In context: During Apple's Wonderlust event, it seemed eager to hype the iPhone 15 Pro's ability to handle AAA games, calling the device the "next generation of mobile gaming." Cupertino claims the phone can natively run big, high-fidelity games like Assassin's Creed Mirage, Resident Evil 4 Remake, and even Death Stranding, with hardware-accelerated ray tracing.

All these titles and more are getting native iOS ports, but can the iPhone 15 truly handle such taxing games? The answer is not a simple yes. Wccftech notes that in leaked pre-release Geekbench 6 tests, the iPhone 15 Pro's A17 Pro only held a single-digit advantage over the A16 Bionic. More recent benchmarks show the A17 with a considerably better 20-percent improvement over the A16. That seems like a modest gain, but it might be enough extra juice to drive a triple-A game.

As it turns out, it is enough horsepower to play a game like Resident Evil Village, but not without some "beefy" exterior cooling solution. Chinese hardware reviewer Geekerwan performed extensive tests with the iPhone 15 Pro Max and revealed that it experiences extreme thermal throttling with surface temperatures reaching 48C (118F) during benchmarking.

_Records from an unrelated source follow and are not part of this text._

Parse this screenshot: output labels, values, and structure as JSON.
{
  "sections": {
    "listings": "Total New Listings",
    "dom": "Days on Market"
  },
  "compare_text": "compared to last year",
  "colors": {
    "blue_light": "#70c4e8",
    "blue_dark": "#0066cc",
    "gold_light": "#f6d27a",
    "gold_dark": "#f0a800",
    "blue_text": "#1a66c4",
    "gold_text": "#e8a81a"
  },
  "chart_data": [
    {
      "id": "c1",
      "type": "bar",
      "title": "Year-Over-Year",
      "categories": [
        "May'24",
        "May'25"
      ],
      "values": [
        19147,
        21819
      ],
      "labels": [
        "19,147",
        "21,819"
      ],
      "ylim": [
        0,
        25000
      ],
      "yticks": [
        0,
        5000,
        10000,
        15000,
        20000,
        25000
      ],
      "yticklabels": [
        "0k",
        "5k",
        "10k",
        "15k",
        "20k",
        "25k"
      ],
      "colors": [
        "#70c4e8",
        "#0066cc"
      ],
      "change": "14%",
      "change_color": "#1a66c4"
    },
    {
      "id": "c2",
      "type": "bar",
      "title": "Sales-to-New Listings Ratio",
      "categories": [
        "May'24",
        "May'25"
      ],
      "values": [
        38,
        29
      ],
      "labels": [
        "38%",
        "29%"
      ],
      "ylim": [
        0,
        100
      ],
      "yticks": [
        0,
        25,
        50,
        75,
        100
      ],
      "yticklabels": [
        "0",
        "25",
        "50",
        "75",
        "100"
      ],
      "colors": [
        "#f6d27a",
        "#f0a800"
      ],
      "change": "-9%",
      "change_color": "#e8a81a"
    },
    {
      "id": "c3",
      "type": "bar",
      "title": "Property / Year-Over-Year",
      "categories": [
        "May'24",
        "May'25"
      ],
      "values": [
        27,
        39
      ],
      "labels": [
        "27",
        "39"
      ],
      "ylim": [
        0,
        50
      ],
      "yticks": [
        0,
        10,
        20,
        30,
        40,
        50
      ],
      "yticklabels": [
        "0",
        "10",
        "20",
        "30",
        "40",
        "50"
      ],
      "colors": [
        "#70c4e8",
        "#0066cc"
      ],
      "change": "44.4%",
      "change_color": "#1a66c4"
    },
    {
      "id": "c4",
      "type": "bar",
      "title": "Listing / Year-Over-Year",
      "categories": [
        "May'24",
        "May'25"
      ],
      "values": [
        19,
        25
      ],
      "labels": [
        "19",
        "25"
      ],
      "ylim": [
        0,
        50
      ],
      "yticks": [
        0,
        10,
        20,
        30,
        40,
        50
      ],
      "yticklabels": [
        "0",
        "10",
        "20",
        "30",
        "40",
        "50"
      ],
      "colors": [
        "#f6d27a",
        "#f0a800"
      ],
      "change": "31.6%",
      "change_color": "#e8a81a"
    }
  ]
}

Apple claimed that the A17 Pro was four times faster than the A16 Bionic when performing ray-tracing tasks. This brag might be valid for a short run, but for a gaming session of more than a few minutes, the device gets so hot that thermal throttling kicks in, dropping frames per second from the mid-40s to around 30fps while running Resident Evil Village.

While this news is somewhat disappointing, it's too early to say that the iPhone 15 pro won't run AAA games well. The primary reason is that the RE Village game Geekerwan used was not the official iOS version, which doesn't even have a solid launch date yet. He sideloaded it to the device, probably running on an emulator, which is not a one-to-one comparison.

Capcom will presumably (hopefully?) do quite a bit of optimization for the official iOS release. As we know, optimization is a crucial part of game design on any platform, including high-end PCs. It is the difference between a game struggling to run like crap or cruising along buttery smooth. For example, the highly optimized Genshin Impact ran on the A17 Pro at a smooth 59.1fps. Unfortunately, that was only marginally better than the A16 Bionic which could run it at 56.5fps.

While it's wise to hold our expectations in check, it seems premature to write off the iPhone 15 as a gaming device, sight unseen. Let's see how it performs while running the official port.